Our innovative approach focuses on the role of the oral microbiome’s molecular signatures in disease aetiology and pathogenesis, with the aim of developing a screening and monitoring tool for periodontal diseases and treating these conditions at or close to their biological onset. Specifically, our aim is to develop and validate a rapid and reliable digital-device testing protocol, based on the endotoxin profile of oral bacteria, which can be used routinely by dental-care professionals and the wider public to maintain and improve oral health and quality of life and to encourage access to dental care and reduce health disparities. The test would be made in two versions:

  1. Patients: Home salivary test, patient-performed self-testing for early detection and prevention of periodontal diseases or their relapse, before significant tissue destruction occurs.
  2. Oral-healthcare professionals: Chair-side test for subgingival plaque (Figure 1), for personalised, site-specific, point-of-time management of periodontal conditions.

Endotoxin is a preserved moiety present only in Gram-negative bacteria, known for their potential to cause bone resorption directly, or indirectly through innate immunity-mediated inflammation. In addition, it is one of the mediators that links periodontal diseases with systemic conditions. Our test based on endotoxin activity can detect minor, initial dysbiotic changes in the oral environment that can lead disbalance between microbial challenge and the host immune response and eventually cause tissue damage. We have already shown significant correlations between subgingival endotoxin activities, probing pocket depth, and periodontal diagnoses (according to the stages and grades of the 2018 classification of periodontal diseases), which were independent of patients' age, gender, and smoking status (Figure 2)

Figure 2: Endotoxin activity according to stage and grade of periodontitis (* = p<0.05; ** = p<0.01)

This proposal aims to radically change clinical periodontal practice from reactive to personalised and preventive, and treatment from non-selective and mechanical to pharmacologically precise.
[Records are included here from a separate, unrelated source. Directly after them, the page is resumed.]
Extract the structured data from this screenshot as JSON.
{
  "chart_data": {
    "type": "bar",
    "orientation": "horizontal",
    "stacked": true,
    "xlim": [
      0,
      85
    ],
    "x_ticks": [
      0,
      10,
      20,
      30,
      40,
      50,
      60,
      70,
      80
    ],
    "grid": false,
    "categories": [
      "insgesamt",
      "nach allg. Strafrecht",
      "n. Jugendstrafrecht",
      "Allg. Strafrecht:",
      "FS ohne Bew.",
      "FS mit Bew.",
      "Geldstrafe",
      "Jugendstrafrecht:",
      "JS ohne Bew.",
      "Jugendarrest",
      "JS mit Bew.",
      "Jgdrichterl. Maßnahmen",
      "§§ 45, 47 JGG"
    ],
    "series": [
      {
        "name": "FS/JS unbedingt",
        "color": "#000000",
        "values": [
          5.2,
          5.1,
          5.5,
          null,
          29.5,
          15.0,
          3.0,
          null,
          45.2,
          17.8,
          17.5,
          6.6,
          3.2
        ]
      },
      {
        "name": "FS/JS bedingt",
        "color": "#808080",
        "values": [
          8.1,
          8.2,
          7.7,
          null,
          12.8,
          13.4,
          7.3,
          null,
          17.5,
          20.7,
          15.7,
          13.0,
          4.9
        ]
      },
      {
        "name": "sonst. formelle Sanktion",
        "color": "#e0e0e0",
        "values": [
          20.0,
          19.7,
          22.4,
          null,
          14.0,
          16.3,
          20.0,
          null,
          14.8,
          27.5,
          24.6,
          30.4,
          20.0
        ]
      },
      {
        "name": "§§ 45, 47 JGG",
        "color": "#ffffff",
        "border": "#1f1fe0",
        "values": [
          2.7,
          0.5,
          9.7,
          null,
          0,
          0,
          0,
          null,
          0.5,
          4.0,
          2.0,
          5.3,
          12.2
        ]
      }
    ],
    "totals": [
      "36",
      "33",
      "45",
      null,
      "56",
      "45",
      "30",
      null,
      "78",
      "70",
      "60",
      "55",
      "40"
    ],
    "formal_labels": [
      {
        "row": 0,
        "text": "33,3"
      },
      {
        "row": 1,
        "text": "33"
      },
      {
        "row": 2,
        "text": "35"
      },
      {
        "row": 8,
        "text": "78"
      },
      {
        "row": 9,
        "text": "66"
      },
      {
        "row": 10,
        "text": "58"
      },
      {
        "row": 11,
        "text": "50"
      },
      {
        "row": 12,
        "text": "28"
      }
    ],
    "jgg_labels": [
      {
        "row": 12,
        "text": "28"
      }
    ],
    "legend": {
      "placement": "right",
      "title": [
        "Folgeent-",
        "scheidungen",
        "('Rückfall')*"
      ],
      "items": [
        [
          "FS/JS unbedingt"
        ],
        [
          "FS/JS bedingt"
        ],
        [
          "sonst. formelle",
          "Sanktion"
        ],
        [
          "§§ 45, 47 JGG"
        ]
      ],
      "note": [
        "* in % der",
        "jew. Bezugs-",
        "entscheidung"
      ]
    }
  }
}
A patient’s susceptibility would be determined and monitored before any clinical manifestations of the disease and specific bacterial virulence factors – such as lipopolysaccharides (LPS) – could thus be precisely neutralised.

Biography

Svetislav Zaric is an NIHR Academic Clinical Lecturer and a Specialty Registrar in Periodontology, at the Faculty of Dentistry, Oral & Craniofacial Sciences, Centre for Host-Microbiome Interactions, King’s College London and Guy’s Hospital, United Kingdom. He obtained his primary dental degree and a master’s degree from University of Belgrade, Dental School in Serbia and his doctorate in host-pathogen interactions and mechanisms for the control of chronic inflammation from Queen’s University Belfast in Northern Ireland. His current research focus is on translational sciences linking microbial-associated molecular patterns and pathogenesis of periodontal diseases, together with the discovery of new mechanisms for decreasing the microbial burden and limiting the host inflammatory response.